Sadie’s breath caught in her throat; Lily had just drank two cups of coffee. Oh dear.
A door opened at one end of the hallway, and Sadie leaped to her feet, barely restraining herself from running to the bars again. Though she no longer felt in fear of her life from Lily, she was still eager to get out. She was holding her breath when she heard the door close and then footsteps come closer. If they let her out, even just long enough to make a phone call, Lily could have her privacy.
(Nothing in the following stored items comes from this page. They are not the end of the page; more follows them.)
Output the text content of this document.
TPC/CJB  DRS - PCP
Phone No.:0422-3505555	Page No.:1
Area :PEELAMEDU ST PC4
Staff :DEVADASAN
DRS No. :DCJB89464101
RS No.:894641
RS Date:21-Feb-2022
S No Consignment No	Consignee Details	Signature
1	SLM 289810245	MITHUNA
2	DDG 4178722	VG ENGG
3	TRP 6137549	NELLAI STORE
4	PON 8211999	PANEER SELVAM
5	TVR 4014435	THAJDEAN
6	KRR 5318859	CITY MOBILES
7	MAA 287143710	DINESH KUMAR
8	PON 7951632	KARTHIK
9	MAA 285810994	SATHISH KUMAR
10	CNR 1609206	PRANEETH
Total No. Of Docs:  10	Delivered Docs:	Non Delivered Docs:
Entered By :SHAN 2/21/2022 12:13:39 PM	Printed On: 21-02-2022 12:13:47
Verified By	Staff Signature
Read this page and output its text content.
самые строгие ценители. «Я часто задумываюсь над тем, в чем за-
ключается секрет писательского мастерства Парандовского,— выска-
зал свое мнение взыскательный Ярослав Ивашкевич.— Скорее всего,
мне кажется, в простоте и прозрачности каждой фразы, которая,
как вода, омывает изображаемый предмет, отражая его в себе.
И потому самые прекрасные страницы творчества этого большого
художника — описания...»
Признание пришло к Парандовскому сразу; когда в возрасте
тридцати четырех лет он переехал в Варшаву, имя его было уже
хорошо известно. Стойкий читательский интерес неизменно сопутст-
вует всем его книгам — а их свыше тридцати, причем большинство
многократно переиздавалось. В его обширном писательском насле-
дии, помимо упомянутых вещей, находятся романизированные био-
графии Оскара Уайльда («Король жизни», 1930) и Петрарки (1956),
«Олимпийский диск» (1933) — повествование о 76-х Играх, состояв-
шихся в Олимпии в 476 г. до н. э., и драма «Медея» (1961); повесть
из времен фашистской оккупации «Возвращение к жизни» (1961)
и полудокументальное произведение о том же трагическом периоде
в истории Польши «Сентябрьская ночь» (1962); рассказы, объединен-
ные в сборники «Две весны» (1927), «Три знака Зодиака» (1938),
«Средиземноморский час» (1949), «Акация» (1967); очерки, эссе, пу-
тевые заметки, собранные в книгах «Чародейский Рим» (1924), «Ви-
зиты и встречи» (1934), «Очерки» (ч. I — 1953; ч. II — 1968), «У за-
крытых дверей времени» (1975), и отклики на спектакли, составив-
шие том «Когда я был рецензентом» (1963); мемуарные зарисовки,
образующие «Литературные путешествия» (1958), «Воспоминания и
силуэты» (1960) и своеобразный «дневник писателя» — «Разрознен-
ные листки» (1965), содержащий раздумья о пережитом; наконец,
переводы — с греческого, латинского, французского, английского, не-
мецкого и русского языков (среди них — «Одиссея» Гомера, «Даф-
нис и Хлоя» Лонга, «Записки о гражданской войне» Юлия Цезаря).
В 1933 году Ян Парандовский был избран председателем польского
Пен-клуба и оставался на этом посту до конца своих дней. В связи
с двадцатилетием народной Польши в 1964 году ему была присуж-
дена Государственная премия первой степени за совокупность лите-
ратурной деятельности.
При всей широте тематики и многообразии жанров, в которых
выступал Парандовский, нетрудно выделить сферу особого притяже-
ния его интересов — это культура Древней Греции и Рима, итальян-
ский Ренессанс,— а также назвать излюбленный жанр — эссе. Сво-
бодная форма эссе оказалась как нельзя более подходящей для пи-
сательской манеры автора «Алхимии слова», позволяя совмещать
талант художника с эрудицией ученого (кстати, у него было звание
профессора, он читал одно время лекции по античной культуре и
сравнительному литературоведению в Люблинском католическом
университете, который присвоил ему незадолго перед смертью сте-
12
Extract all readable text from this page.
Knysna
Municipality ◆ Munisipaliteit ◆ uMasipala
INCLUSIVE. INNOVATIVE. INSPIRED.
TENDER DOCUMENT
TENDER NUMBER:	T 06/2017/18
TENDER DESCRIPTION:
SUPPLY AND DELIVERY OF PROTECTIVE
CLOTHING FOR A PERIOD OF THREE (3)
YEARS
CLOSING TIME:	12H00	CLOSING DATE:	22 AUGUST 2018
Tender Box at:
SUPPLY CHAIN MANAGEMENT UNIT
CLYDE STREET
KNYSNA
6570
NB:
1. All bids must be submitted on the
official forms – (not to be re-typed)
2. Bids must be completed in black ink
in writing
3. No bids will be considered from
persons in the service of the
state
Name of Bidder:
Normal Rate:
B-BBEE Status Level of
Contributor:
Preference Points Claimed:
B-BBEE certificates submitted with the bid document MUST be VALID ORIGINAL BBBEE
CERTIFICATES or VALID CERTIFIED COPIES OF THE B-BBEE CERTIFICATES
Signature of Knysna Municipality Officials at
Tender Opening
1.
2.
When none other than Pete Cunningham came into view, Sadie’s mouth dropped open. After a moment of pure shock, Sadie ran across the cement floor, reached through the bars, and grabbed both his hands.
“Pete!” She let go of his hands and reached for his face, but the crossbar blocked her arms so she grabbed the sleeves of his jacket instead. There could be no more beautiful sight than this—Pete Cunningham!
“I can’t believe you’re here,” she said through her tears, letting go of him with one hand so she could wipe her eyes. She pulled her hand away to see a thick black smudge of mascara; she’d forgotten how much makeup she’d worn last night. “Did you drive all night? How did you know? They wouldn’t let me call you. Have you talked to Caro? I’m not really under arrest, am I? No one’s even questioned me since I got to the station. Did I mention they wouldn’t let me call? Is that even allowed?” She realized she was rambling and stopped, just staring into his face instead, taking in every detail and trying to read his expression through that bland detective-mask he wore. Was he angry? Worried?
“You okay?” he asked in a careful tone, looking past her.
“I’m fine,” Sadie assured him. She waved over her shoulder. “This is Lily. She’s been very nice.”
Pete nodded in Lily’s direction, not breaking the mask. “Then maybe I should leave you in here—it might be safer that way.”
He started to smile at his joke, but the mere idea brought on a fresh round of tears and soon Sadie was unable to see his face through the black mascara curtain.
“I’m kidding,” he said quickly, gently.
“Please get me out of here,” she said through her tears. “Please, oh please, get me out.”
Breakfast Burritos
½ pound chorizo sausage (other types of sausage can be used, or omitted altogether)
8 eggs, beaten
1 (4-ounce) can diced green chilies, drained
2 tablespoons mayonnaise
8 flour tortillas
Brown sausage in large skillet over medium-high heat, drain. Remove from pan, drain oil, and set aside. In the same pan, add beaten eggs and cook until scrambled, but not yet dry. Add chilies and sausage and finish cooking. Remove from heat. Add mayonnaise and mix. Place a large spoonful of sausage-and-egg mixture in the center of a warmed tortilla and fold into a burrito.